The £100,000 prize, which recognises the achievements of outstanding scholars, is to be spent on activities to promote the winners’ future research.
The Leverhulme Prize, founded in 2001, recognises the achievements of researchers whose work has already attracted international recognition and whose future career is exceptionally promising. This year, the Trust offered five prizes in each of the following areas: Biological Sciences, History, Law, Mathematics and Statistics, Philosophy and Theology, Sociology and Social Policy.

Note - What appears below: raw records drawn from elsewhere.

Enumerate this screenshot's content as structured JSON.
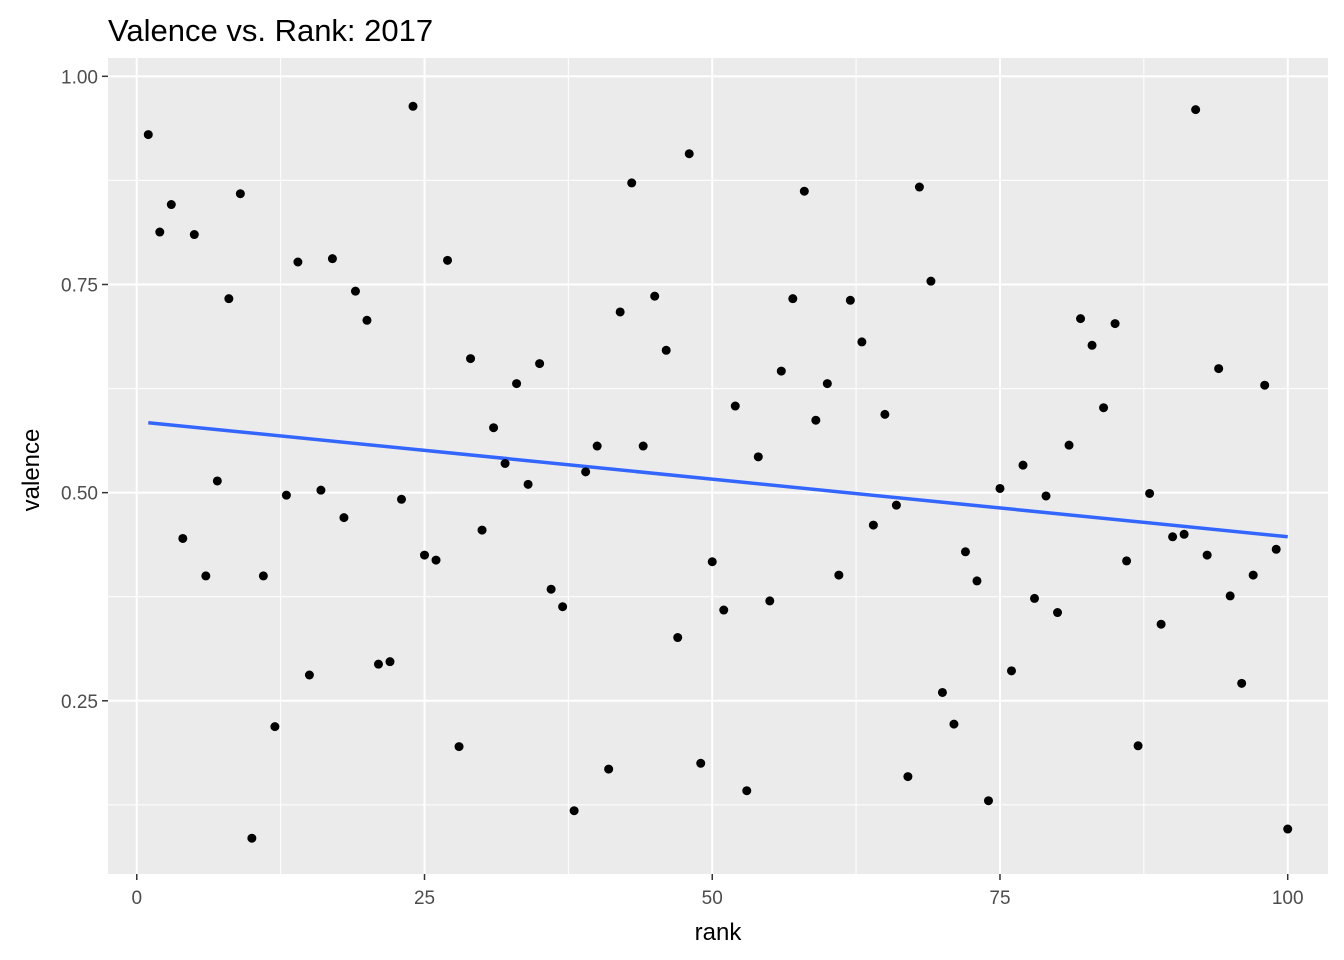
{
  "chart_data": {
    "type": "scatter",
    "title": "Valence vs. Rank: 2017",
    "xlabel": "rank",
    "ylabel": "valence",
    "xlim": [
      -2.5,
      103.5
    ],
    "ylim": [
      0.042,
      1.022
    ],
    "x_ticks": [
      0,
      25,
      50,
      75,
      100
    ],
    "x_tick_labels": [
      "0",
      "25",
      "50",
      "75",
      "100"
    ],
    "y_ticks": [
      0.25,
      0.5,
      0.75,
      1.0
    ],
    "y_tick_labels": [
      "0.25",
      "0.50",
      "0.75",
      "1.00"
    ],
    "grid": true,
    "background": "#ebebeb",
    "grid_color": "#ffffff",
    "point_color": "#000000",
    "trend_color": "#3366ff",
    "series": [
      {
        "x": [
          1,
          2,
          3,
          4,
          5,
          6,
          7,
          8,
          9,
          10,
          11,
          12,
          13,
          14,
          15,
          16,
          17,
          18,
          19,
          20,
          21,
          22,
          23,
          24,
          25,
          26,
          27,
          28,
          29,
          30,
          31,
          32,
          33,
          34,
          35,
          36,
          37,
          38,
          39,
          40,
          41,
          42,
          43,
          44,
          45,
          46,
          47,
          48,
          49,
          50,
          51,
          52,
          53,
          54,
          55,
          56,
          57,
          58,
          59,
          60,
          61,
          62,
          63,
          64,
          65,
          66,
          67,
          68,
          69,
          70,
          71,
          72,
          73,
          74,
          75,
          76,
          77,
          78,
          79,
          80,
          81,
          82,
          83,
          84,
          85,
          86,
          87,
          88,
          89,
          90,
          91,
          92,
          93,
          94,
          95,
          96,
          97,
          98,
          99,
          100
        ],
        "y": [
          0.93,
          0.813,
          0.846,
          0.445,
          0.81,
          0.4,
          0.514,
          0.733,
          0.859,
          0.085,
          0.4,
          0.219,
          0.497,
          0.777,
          0.281,
          0.503,
          0.781,
          0.47,
          0.742,
          0.707,
          0.294,
          0.297,
          0.492,
          0.964,
          0.425,
          0.419,
          0.779,
          0.195,
          0.661,
          0.455,
          0.578,
          0.535,
          0.631,
          0.51,
          0.655,
          0.384,
          0.363,
          0.118,
          0.525,
          0.556,
          0.168,
          0.717,
          0.872,
          0.556,
          0.736,
          0.671,
          0.326,
          0.907,
          0.175,
          0.417,
          0.359,
          0.604,
          0.142,
          0.543,
          0.37,
          0.646,
          0.733,
          0.862,
          0.587,
          0.631,
          0.401,
          0.731,
          0.681,
          0.461,
          0.594,
          0.485,
          0.159,
          0.867,
          0.754,
          0.26,
          0.222,
          0.429,
          0.394,
          0.13,
          0.505,
          0.286,
          0.533,
          0.373,
          0.496,
          0.356,
          0.557,
          0.709,
          0.677,
          0.602,
          0.703,
          0.418,
          0.196,
          0.499,
          0.342,
          0.447,
          0.45,
          0.96,
          0.425,
          0.649,
          0.376,
          0.271,
          0.401,
          0.629,
          0.432,
          0.096
        ]
      }
    ],
    "trend_line": {
      "method": "linear",
      "x": [
        1,
        100
      ],
      "y": [
        0.584,
        0.447
      ]
    }
  }
}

Dr David Motadel is an Assistant Professor in the Department of International History. His work focuses on the history of modern Europe and Europe’s relations with the wider world. He said: “I am honoured to have been awarded the Philip Leverhulme Prize. It is wonderful encouragement for my research. I am indebted to my family and my colleagues for their support. It is a great privilege to be working in LSE's International History Department, which provides a unique environment for scholarship and research.”
Dr Suzanne Hall, Director of the Cities Programme and an Associate Professor in the Department of Sociology, said: “I’m totally thrilled to have been awarded a Philip Leverhulme Prize. It allows me to expand my research on the ‘migrant margins’ and how global migration, urban marginalisation and human capacities intersect. Having worked on economies and spaces shaped by migrants across UK cities, I now have the opportunity to explore the urban life of migrant traders in Cape Town, South Africa.”
Dr Bryan W. Roberts, Doctoral Programmes Director and Associate Professor in the Department of Philosophy, Logic and Scientific Method, said: “My research project is about the philosophy and physics of observation, from what sorts of experiences count as observations in physics, to the nature of the unobservable.
“One of the leading places in the world to do this kind of research is right here at LSE, thanks to our incredibly active research group in this area — the Sigma Club philosophy of physics group, the Department of Philosophy, Logic and Scientific Method, and the Centre for Philosophy of Natural and Social Sciences. It’s an honour to receive the Leverhulme Trust’s support for this research, and an exciting opportunity to carry it out here at LSE.”